Slow training denounces the need for variation so most programs go unchanged for long periods. It’s true that for beginners and even some intermediates becoming proficient at performing their exercises is important in order to be effective at targeting the intended muscles. And for this reason it is best to stay with the same exercises until those skills are honed.
But for an advanced bodybuilder who already possesses a high degree of lifting proficiency executing the same exercises week-in-and-week-out on the same equipment in the same exact manner is wasteful. Being overly accustomed with an exercise diminishes its ability to disrupt homeostasis and give the muscles cause for adapting beyond their current development.
There are two other reasons why, as a bodybuilder, more variation in exercise selection is necessary—symmetry and detail.
When we talk about symmetry we are not only speaking about the balance of the upper and lower body or even the development of one muscle group compared to another—but the balance within a muscle group. Having an imbalance within a muscle group is not only an aesthetic problem but will often result in chronic injury.
It is not uncommon for a muscle to lack detail simply because certain points along that muscle have not fully developed.
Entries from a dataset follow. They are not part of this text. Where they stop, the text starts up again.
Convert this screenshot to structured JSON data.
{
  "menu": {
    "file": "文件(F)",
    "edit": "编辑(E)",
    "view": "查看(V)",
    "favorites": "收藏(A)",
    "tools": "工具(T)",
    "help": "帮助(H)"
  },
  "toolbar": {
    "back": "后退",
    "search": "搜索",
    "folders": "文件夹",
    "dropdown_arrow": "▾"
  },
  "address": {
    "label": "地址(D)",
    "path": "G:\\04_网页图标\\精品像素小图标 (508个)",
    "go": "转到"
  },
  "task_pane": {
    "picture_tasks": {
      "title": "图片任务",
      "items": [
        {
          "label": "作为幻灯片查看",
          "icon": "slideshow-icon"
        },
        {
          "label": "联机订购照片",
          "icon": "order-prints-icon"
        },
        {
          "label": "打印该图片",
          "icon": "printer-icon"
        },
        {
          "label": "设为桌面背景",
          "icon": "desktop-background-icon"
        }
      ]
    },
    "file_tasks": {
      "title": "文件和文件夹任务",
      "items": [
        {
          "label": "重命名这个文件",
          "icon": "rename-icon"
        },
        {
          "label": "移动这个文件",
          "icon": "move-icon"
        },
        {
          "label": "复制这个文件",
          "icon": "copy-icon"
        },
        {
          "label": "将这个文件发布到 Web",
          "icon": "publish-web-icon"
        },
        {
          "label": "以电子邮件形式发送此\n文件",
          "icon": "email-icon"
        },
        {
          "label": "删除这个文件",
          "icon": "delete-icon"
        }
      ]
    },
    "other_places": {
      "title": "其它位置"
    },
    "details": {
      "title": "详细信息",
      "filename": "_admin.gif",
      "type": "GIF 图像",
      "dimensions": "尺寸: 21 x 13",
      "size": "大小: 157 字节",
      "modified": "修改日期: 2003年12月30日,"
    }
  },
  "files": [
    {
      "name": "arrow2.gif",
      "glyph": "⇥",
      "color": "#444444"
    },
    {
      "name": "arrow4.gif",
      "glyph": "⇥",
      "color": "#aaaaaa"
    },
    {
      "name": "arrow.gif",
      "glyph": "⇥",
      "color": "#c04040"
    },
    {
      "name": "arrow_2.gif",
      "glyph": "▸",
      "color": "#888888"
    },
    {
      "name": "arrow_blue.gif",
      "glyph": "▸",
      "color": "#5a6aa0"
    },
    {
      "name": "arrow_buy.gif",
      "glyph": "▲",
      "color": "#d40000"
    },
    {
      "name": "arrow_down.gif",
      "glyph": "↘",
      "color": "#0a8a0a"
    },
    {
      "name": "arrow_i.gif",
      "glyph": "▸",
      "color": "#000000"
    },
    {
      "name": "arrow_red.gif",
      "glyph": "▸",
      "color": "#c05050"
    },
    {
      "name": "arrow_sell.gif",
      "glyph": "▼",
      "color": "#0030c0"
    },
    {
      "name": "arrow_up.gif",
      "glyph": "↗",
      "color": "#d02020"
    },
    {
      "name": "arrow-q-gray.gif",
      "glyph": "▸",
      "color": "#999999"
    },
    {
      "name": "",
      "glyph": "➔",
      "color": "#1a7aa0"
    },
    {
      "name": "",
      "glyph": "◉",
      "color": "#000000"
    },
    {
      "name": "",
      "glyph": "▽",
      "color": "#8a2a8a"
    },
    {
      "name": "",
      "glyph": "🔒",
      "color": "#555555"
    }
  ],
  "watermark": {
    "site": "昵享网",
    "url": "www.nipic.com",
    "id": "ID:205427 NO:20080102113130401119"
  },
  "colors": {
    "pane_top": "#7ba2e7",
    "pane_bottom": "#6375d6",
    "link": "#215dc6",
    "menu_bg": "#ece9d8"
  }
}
While it is no guarantee of “full development”, performing a variety of exercises at various angles ensures that a muscle will receive adequate stimulation along its entire length. No handful of exercises—even on the most bio-mechanically correct exercise machines as most slow training facilities boast to owning—can ensure complete and balanced development.
Overload and Progression
Slow training models only view overload through the lens of single or double progression, meaning an increase in weight lifted and/or the number of reps performed or TUT. Again, this is absolutely correct…for beginners and intermediates.
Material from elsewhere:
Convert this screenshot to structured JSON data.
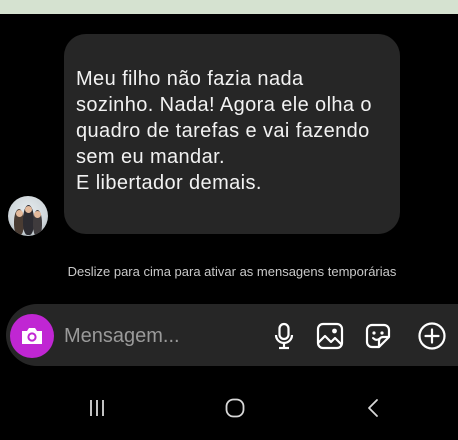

Overload is anything that adds to the burden of exercise. This means you can overload through an increase in volume, frequency, or intensity, or changing rep performance (i.e. increase or decrease in lifting tempo, Zone Training, 21’s, stage reps), adding set variables (i.e. forced reps, negatives), vary exercises, angles or equipment, as well as increasing weight load, reps, or TUT, or any combination of them all.
Focusing solely on strength gains at the advanced level of training or for the purpose of bodybuilding is ignoring the fact that increasing strength does not always necessitate an increase in size.
Bodybuilding is an endeavor that requires much attention to detail and constant fine-tuning. Individuals who pursue bodybuilding are not interested in average results.
Yes, very good results can be had performing only two half-hour training sessions per week. Personally, I rarely train more than two full hours in a week and neither do the majority of my clients. Quality does trump quantity, except when the quantity is less than optimal.
Speaking of optimal. From this article I intentionally left out the debate that goes on between slow training advocates, the High Intensity Training community and the rest of the resistance training world regarding whether performing one set to failure is optimal for muscle hypertrophy. The reason I left it out is because the answer is yes and no depending on a number of individual factors and factors related to program design and application that are too exhaustive to discuss here.
Though this article is not meant to bash those that perform Super Slow™ and similar training methods, I can’t help but to point to their inefficiencies for the purpose of bodybuilding and declare them inadequate for bodybuilders seeking the upper limits of muscular development.